Conclusion to talks expected May 10, 12.

The French Senate today (May 4) recommenced debate on the country's long-awaited copyright bill.

More than 250 amendments have been registered for examination over the next three to four days. The right to interoperability between digital services and music players, as introduced by the Parliament in early March, is expected to be the subject of intense debate.

In his opening speech this morning, minister of culture Renaud Donnedieu de Vabres restated that interoperability was essential to the development of a digital music market, advocating "the possibility to play a song legally acquired on any device."

Though the Senate is likely to support this point, it may radically alter the way this right is introduced.

Michel Thiollière, the senator serving as spokesman for the cultural affairs commission, suggested the removal of the obligation for software companies to make public information on their proprietary digital rights management to ensure interoperability between digital services and music players.

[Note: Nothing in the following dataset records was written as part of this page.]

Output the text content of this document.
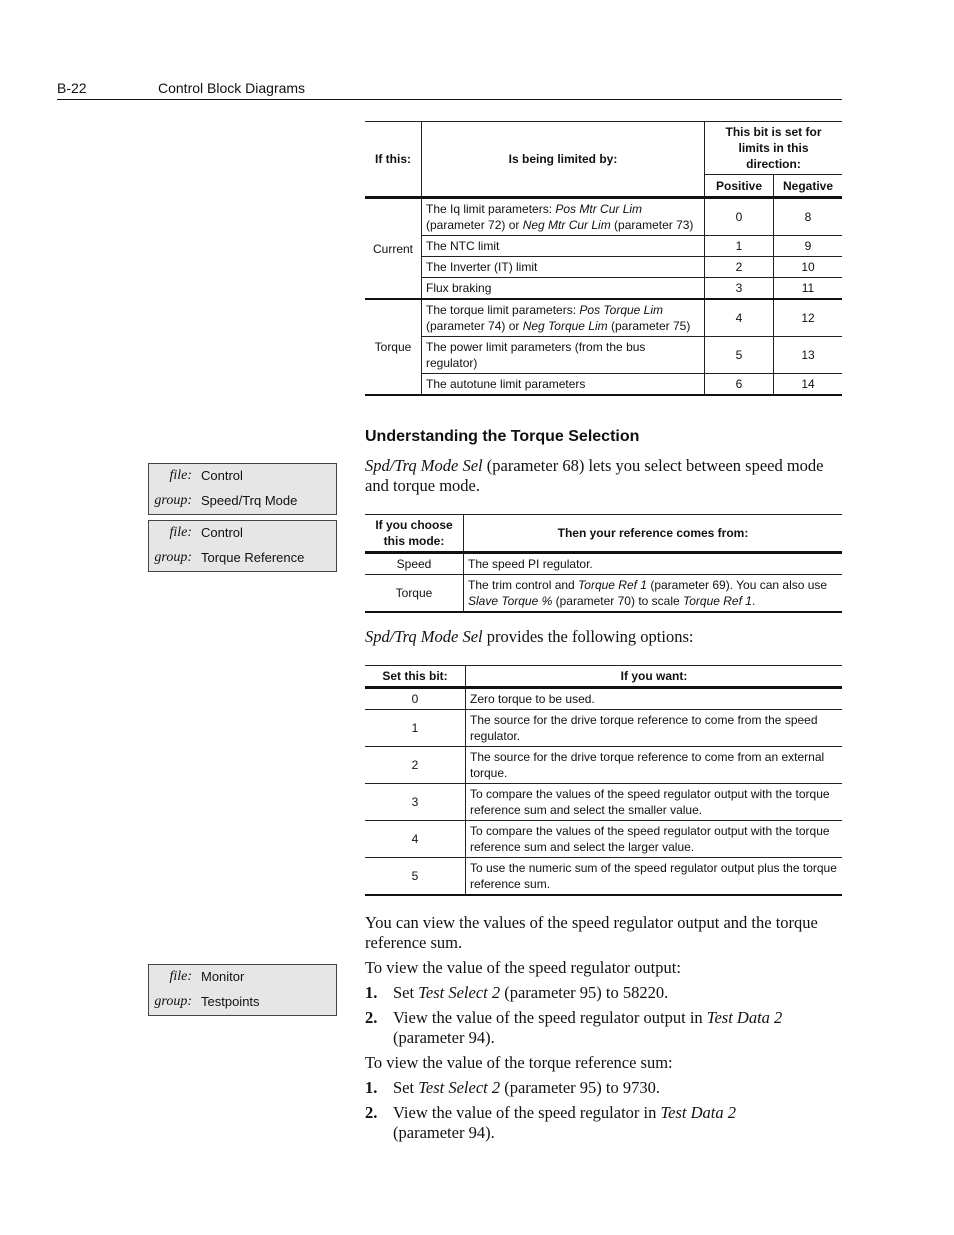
B-22	Control Block Diagrams
If this:	Is being limited by:	This bit is set for limits in this direction:	
		Positive	Negative
Current	The Iq limit parameters: Pos Mtr Cur Lim (parameter 72) or Neg Mtr Cur Lim (parameter 73)	0	8
	The NTC limit	1	9
	The Inverter (IT) limit	2	10
	Flux braking	3	11
Torque	The torque limit parameters: Pos Torque Lim (parameter 74) or Neg Torque Lim (parameter 75)	4	12
	The power limit parameters (from the bus regulator)	5	13
	The autotune limit parameters	6	14
Understanding the Torque Selection
Spd/Trq Mode Sel (parameter 68) lets you select between speed mode and torque mode.
file: Control
group: Speed/Trq Mode
file: Control
group: Torque Reference
If you choose this mode:	Then your reference comes from:
Speed	The speed PI regulator.
Torque	The trim control and Torque Ref 1 (parameter 69). You can also use Slave Torque % (parameter 70) to scale Torque Ref 1.
Spd/Trq Mode Sel provides the following options:
Set this bit:	If you want:
0	Zero torque to be used.
1	The source for the drive torque reference to come from the speed regulator.
2	The source for the drive torque reference to come from an external torque.
3	To compare the values of the speed regulator output with the torque reference sum and select the smaller value.
4	To compare the values of the speed regulator output with the torque reference sum and select the larger value.
5	To use the numeric sum of the speed regulator output plus the torque reference sum.
You can view the values of the speed regulator output and the torque reference sum.
file: Monitor
group: Testpoints
To view the value of the speed regulator output:
1. Set Test Select 2 (parameter 95) to 58220.
2. View the value of the speed regulator output in Test Data 2 (parameter 94).
To view the value of the torque reference sum:
1. Set Test Select 2 (parameter 95) to 9730.
2. View the value of the speed regulator in Test Data 2 (parameter 94).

The French Parliament's March 21 decision to introduce the right to interoperability was immediately slammed in a statement by Apple Computer, whose iTunes Music Store and iPod business in France would potentially be impacted.

It would effectively force Apple Computer to open up its until-now closed digital music store to be compatible with rival music players.

Thiollière has proposed instead to let DRM technology firms work on interoperability and to name a regulatory authority to act as consumer watchdog.

The Senate will also discuss the withdrawal of the potential right for end-users to bypass DRM for interoperability purposes, which was raising concerns within the music industry.

Debate is expected to be concluded May 10 or 12, after which time the text may be adopted by the Senate and ultimately passed into law. Should the senators adopt a different text than the Parliament's version, a dedicated commission would be in charge of writing the final bill. Donnedieu de Vabres, however, could decide to send it back to Parliament for further discussions, as he suggested he might do two months ago.